April is National Poetry Month



A Reader's Respite makes no claim of knowledge in the poetry department.  In college, we deftly ducked and dodged, avoiding any class with a reference to that mystical prose that eluded our understanding.  No, not for us the angst-filled facial expressions, black clothing and ever-present cigarette and glass of cheap wine.

We now suspect, however, that we were missing out on something really good.

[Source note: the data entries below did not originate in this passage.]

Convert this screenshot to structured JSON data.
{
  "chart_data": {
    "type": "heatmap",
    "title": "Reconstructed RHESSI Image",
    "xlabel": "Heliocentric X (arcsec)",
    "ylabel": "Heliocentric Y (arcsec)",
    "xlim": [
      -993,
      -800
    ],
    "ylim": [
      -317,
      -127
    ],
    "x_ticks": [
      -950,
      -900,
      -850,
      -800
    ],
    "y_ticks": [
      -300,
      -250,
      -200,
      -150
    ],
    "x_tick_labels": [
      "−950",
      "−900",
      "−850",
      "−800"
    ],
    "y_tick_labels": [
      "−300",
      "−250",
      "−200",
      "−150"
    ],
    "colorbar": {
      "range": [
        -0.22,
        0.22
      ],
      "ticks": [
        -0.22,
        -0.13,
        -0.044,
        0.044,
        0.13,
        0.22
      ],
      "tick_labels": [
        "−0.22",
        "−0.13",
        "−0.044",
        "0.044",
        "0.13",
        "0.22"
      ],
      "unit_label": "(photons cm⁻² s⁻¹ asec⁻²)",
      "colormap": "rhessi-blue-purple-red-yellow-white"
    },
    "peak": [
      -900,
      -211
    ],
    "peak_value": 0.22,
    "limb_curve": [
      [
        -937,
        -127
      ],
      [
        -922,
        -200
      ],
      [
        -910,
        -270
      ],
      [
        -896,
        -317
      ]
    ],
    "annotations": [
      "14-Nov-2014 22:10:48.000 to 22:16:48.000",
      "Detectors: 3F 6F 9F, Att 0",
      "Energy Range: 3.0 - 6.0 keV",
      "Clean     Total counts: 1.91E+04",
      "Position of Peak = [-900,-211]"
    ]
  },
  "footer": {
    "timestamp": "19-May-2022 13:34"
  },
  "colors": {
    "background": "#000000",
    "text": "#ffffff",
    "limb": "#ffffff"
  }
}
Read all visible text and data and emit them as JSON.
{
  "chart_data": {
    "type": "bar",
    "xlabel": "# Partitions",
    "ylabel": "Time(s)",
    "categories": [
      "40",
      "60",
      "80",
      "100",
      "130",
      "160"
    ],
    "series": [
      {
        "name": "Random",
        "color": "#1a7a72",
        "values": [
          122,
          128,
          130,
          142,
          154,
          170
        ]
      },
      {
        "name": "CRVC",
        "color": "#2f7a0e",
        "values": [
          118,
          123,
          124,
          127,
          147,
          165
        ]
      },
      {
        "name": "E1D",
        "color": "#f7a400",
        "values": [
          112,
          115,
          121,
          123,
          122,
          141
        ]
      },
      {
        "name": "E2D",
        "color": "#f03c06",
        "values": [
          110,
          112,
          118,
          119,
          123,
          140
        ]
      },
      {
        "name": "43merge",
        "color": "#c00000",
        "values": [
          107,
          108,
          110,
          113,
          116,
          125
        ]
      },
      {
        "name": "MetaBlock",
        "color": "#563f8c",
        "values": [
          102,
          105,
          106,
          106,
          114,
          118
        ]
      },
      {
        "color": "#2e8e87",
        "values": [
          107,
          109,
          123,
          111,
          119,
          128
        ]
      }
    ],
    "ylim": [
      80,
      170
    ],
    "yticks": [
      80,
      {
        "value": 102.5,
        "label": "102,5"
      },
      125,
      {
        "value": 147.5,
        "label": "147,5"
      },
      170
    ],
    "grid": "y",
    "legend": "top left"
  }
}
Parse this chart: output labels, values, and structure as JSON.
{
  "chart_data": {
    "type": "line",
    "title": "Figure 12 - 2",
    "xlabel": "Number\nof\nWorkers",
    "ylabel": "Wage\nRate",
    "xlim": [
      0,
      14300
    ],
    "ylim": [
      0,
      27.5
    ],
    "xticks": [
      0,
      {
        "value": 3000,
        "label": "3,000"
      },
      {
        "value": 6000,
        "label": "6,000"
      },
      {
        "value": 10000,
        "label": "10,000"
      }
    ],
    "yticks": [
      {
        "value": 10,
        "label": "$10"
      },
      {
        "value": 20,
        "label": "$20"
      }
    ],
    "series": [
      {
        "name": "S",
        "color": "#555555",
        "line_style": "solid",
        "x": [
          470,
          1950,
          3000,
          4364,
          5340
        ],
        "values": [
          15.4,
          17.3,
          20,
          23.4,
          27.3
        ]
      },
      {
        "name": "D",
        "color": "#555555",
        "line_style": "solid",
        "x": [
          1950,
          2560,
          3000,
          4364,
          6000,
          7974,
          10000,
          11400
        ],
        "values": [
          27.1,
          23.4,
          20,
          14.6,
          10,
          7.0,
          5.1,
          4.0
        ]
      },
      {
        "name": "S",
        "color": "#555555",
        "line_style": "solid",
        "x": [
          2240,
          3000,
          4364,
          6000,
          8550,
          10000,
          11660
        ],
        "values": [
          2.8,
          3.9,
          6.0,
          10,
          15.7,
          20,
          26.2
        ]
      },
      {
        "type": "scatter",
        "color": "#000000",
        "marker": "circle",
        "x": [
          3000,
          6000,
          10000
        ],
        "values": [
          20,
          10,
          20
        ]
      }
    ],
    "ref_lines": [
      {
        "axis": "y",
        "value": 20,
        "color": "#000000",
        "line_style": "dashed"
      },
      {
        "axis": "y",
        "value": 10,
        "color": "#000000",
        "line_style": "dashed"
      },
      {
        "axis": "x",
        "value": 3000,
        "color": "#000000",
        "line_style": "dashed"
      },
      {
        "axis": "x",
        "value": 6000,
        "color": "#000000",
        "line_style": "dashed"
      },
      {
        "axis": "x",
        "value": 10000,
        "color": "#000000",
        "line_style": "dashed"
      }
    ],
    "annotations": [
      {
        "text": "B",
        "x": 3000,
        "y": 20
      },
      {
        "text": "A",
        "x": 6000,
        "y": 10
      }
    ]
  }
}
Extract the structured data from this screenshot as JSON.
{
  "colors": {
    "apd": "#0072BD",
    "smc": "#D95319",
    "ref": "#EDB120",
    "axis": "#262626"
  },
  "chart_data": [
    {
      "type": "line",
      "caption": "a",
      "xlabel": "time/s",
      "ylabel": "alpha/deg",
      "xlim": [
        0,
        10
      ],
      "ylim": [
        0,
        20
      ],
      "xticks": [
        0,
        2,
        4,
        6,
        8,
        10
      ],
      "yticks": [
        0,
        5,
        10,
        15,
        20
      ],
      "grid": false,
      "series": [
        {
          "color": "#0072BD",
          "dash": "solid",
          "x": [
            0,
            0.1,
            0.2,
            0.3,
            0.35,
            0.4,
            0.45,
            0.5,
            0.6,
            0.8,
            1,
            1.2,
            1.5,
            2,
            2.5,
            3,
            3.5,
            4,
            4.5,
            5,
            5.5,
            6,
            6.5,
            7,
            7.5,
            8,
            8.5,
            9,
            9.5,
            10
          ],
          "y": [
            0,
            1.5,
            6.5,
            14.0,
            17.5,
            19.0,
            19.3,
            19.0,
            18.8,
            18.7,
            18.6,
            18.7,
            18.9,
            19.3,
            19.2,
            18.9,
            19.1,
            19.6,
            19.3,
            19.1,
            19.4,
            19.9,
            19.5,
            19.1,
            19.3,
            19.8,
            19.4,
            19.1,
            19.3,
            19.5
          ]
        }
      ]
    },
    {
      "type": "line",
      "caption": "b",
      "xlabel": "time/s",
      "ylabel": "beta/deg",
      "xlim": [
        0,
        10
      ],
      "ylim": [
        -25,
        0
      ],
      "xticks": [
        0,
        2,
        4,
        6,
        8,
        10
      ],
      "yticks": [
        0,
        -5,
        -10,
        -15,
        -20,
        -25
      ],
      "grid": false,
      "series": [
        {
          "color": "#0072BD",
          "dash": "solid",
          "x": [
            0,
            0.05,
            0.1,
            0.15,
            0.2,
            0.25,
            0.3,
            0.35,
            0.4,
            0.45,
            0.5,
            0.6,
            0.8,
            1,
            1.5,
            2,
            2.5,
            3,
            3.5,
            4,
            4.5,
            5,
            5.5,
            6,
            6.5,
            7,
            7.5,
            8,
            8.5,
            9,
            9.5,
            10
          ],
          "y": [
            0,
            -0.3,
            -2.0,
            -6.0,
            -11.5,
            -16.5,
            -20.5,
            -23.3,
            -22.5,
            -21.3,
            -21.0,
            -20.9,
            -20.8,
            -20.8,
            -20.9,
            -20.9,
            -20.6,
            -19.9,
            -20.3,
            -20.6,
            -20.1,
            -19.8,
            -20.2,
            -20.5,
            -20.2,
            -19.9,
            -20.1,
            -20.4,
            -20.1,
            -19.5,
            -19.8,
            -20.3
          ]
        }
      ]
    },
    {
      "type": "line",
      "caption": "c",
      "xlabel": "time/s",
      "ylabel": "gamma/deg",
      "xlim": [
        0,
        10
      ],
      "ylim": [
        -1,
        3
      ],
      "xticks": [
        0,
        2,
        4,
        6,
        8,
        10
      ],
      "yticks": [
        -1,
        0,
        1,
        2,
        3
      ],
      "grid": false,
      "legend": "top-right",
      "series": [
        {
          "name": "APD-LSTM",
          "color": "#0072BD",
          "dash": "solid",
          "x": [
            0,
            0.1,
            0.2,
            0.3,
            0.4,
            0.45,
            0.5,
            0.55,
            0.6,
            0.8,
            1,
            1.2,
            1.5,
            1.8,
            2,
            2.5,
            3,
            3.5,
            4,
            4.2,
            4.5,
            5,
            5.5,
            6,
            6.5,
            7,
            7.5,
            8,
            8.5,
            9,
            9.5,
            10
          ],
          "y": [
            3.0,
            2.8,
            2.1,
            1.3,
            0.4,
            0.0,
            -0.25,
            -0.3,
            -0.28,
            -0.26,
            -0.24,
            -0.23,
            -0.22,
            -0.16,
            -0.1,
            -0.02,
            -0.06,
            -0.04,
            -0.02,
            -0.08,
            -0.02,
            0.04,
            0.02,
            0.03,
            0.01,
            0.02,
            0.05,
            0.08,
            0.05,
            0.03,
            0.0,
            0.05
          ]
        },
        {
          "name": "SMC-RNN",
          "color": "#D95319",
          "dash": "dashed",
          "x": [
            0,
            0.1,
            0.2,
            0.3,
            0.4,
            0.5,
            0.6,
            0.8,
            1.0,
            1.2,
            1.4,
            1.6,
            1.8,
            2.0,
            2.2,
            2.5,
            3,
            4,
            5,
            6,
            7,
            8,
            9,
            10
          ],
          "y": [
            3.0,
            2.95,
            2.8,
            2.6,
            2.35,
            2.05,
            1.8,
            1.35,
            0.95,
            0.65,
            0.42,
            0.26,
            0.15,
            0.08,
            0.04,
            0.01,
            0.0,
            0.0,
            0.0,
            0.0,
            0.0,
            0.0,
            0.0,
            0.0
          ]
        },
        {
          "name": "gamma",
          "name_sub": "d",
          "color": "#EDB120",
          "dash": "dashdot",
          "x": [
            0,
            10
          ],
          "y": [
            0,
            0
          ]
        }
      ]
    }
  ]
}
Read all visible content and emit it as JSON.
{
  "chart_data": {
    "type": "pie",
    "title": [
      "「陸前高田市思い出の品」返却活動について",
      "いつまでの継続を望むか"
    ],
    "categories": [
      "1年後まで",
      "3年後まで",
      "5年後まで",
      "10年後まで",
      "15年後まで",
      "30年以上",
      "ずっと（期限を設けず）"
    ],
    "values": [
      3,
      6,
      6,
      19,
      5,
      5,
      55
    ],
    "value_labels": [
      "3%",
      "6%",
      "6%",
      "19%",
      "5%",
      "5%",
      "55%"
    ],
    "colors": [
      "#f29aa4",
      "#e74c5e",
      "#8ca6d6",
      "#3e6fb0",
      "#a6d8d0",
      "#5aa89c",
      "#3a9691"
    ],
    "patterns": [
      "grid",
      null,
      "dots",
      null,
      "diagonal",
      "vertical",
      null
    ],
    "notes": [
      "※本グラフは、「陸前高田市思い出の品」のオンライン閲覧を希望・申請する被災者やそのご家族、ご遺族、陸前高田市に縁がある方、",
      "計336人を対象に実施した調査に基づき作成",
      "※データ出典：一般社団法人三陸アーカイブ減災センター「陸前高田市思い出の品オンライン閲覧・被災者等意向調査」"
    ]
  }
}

While we may not know the first thing about poetry (other than, evidently, the words do not *have* to rhyme...gee, who knew?), every so often we come across some verses that resonate.  Lately, A Reader's Respite has been reading an awful lot about the Vietnam War, thanks to the War Through the Generations Reading Challenge whose focus this year is that ugly conflict that took place in Southeast Asia.

We recently found a non-fiction compilation of letters sent home by U.S. soldiers stationed in Vietnam during the war and devoured the book in a day or two.  The letters were heartbreaking.  But included in some of these letters were poems....many of them were striking.  A Reader's Respite will share a few of them with you throughout the remainder of April in honor of National Poetry Month.

So now that you know that this following poem was chosen by a poetic-imbecile (that would be us), read on.....


Ambush

One night we wandered far and long
To kill young men who, brave and strong
And precious to their loved, their own,
Were coming to kill us.

Aching, filthy, weak, afraid,
Creeping through the dripping shades,
Searching forms through jungle haze,
We stalked those men as prey.

A stinging, steaming, humming hell
Tried our flesh and pride and will,
But we walked and watched and waited, until
We froze - and saw them coming.

Quietly picking their way along,
Far from their loved ones, far from home,
They seemed to be dreaming.  One muttered a song,
And they carried their weapons slack.

I fired first!  The shattering blast
Unleashed a deafening force that smashed
And ripped and shook, and seemed to last
Till the very Earth was torn.

Then, silently, coldly, on command, 
We plucked among that gory band
And left, with a simple wave of the hand,
The offal to the leeches.

Now jungle covers the stench and sight
Of the wrecks we left behind that night,
Yet we, too, die, while winning such fights,
From a sickness caused by slaughter.

And when we next go out again
At night to kill more killer men,
Or else be hunted to our end,
Will it prove The Cause is ours?

How can we ever "know we're right,"
Lost in this dark, primeval Night?
Must we kill them, as beasts must fight,
Until the Earth is torn?

Written by 1Lt. James McLeroy who spent six months serving in Vietnam in 1967.  Reproduced in Bernard Edelman's compilation, Dear America: Letters Home from Vietnam.


A Reader's Respite may not know the first thing about poetry, but we know something powerful when we read it, no?  And for all of you poetry experts out there, this is your chance to edu-ma-cate us:  what is the name of the form this poem takes?  Cause we likes it.  Lots.